満州は四千年来、中華世界の外にあったことから、多民族国家の歴史的経験があった。そこには豊富な資源と未開発な地域がたくさん残されていた。そういう諸民族統合の新興移民植民地であった。風土も開拓前のアメリカ大西部と似ており、「アジアのアメリカ」としての可能性を充分に持っていたのだ。「王道」という中華思想と「楽土」という仏教浄土思想、そして「民族協和」という多民族の共存共栄思想、さらに東洋と西洋の融和を、近代産業、近代文明の中で行って行く、このような理想郷を満州建国に求めていった。
満州建国当時の満州は「馬賊」の地であった。十九世紀までは原住民以外には漢民族の流刑に処せられた罪人、盗掘、盗採、密猟の流民や馬賊だけであった。 匪賊とは清国時代、封禁を破って満州に侵入した漢人のうち、集団を作って悪事を働いた者のことである。この匪賊が各地で無法を行い、誰も取締る事もない状態であった。新政府の最初の仕事は当然の事ながら、この匪賊の掃討であった。しかし匪賊討伐は以外にてこずった。何故ならば、昼は兵士、夜は匪賊という形態を持って掃討から逃れる者が多かった為でもあった。匪賊は降伏、帰順、反乱をくり返し地位を高め、努力を強くしていく事が慣例であった。張作霖などがその代表であった。

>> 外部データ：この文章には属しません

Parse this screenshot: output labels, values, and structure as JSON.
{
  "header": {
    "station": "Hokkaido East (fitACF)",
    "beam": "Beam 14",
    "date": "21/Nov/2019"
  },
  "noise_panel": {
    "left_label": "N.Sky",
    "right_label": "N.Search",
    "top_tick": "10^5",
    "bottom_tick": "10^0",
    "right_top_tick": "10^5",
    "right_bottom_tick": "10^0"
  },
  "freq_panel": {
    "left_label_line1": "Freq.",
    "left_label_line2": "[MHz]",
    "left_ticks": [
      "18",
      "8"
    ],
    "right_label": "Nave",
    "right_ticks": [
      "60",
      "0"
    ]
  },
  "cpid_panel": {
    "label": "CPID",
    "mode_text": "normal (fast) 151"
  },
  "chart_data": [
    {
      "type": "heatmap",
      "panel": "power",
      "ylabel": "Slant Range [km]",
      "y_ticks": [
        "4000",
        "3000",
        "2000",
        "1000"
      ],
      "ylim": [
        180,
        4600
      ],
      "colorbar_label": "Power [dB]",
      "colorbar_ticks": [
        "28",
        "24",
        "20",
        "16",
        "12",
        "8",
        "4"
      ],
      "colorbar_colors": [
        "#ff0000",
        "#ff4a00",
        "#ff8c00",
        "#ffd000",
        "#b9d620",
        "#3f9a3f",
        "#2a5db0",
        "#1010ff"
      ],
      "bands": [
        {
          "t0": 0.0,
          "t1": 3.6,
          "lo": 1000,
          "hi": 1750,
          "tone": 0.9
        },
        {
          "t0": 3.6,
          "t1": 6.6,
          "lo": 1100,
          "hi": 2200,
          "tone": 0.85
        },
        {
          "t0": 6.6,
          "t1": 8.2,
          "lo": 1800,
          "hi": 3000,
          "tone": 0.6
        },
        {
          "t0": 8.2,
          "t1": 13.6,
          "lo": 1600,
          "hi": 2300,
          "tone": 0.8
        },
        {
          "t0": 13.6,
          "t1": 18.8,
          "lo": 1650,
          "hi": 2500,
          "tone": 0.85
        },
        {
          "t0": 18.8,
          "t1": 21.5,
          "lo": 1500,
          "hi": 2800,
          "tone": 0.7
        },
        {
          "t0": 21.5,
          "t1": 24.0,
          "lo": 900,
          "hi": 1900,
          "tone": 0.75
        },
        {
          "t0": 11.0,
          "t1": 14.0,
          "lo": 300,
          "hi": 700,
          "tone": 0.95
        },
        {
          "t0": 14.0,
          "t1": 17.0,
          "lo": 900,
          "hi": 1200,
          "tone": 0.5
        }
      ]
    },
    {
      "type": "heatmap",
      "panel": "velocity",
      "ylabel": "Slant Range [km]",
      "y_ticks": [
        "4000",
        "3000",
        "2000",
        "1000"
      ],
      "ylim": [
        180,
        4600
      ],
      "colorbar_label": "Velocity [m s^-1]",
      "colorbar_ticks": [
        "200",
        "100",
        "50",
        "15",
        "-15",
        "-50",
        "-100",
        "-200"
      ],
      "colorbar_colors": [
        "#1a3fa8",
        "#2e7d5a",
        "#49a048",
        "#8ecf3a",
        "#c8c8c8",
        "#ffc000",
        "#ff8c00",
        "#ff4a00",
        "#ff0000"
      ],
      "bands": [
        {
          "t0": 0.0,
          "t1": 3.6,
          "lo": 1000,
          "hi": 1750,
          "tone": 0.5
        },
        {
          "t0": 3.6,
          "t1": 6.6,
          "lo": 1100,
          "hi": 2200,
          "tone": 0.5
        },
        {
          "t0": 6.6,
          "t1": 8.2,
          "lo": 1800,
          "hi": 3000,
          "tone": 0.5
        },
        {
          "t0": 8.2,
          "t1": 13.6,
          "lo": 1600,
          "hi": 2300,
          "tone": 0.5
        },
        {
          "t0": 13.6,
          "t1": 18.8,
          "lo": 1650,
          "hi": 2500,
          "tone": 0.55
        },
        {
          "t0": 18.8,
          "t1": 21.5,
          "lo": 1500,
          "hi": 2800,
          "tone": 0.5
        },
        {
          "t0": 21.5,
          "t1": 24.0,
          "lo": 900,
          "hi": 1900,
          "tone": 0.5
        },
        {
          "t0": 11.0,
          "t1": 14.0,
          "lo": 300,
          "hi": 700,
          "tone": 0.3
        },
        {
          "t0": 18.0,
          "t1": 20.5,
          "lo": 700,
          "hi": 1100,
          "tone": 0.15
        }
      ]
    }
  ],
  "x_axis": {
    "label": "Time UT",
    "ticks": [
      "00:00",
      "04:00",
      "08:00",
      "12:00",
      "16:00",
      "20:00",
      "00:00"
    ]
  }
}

日本は関東軍が各地区長の要請により出兵し、武装集団を駆逐した。向かうところ敵なしの戦闘であったが、余りにも匪賊の数が多く持て余していた。そこで民生部警務司の下に警察制度が整備された。初代警務司長には甘粕正彦が就任し、警察の組織化が推進された。
昭和九年、執政溥儀が帝位につき、民主制から君主制に移行したことに伴い、それにふさわしい国家統治組織の根本原則として組織法を定めた。これは憲法に相当するもので、立法、司法、行政の三権が皇帝に帰属することを定めた。
日本は昭和十一年満州の独立国としての地位を確定する為、治外法権の撤廃、日本人の居住、課税に関する、日満条約を締結した。更に法整備が進められ、近代国家としての形が整えられた。経済面で最大の変革は通貨の安定であった。
中国という国は伝統的に、人間不信、政府不信の国である。現在でもアジア各地で中国人はその国の政府を信用していない。東南アジアのチャイナタウンには「金行」が軒を連ね、人々はその国の通貨を金に替え、タンス預金している。そのような中で満州では、満州中央銀行が設立され通貨が安定した。租税の徴収、治安の安定、通貨の安定が社会の安定をもたらし、日本の強力な後押しもあり、満州は「掠奪」の地から近代産業の希望の大地に変化してゆくのである。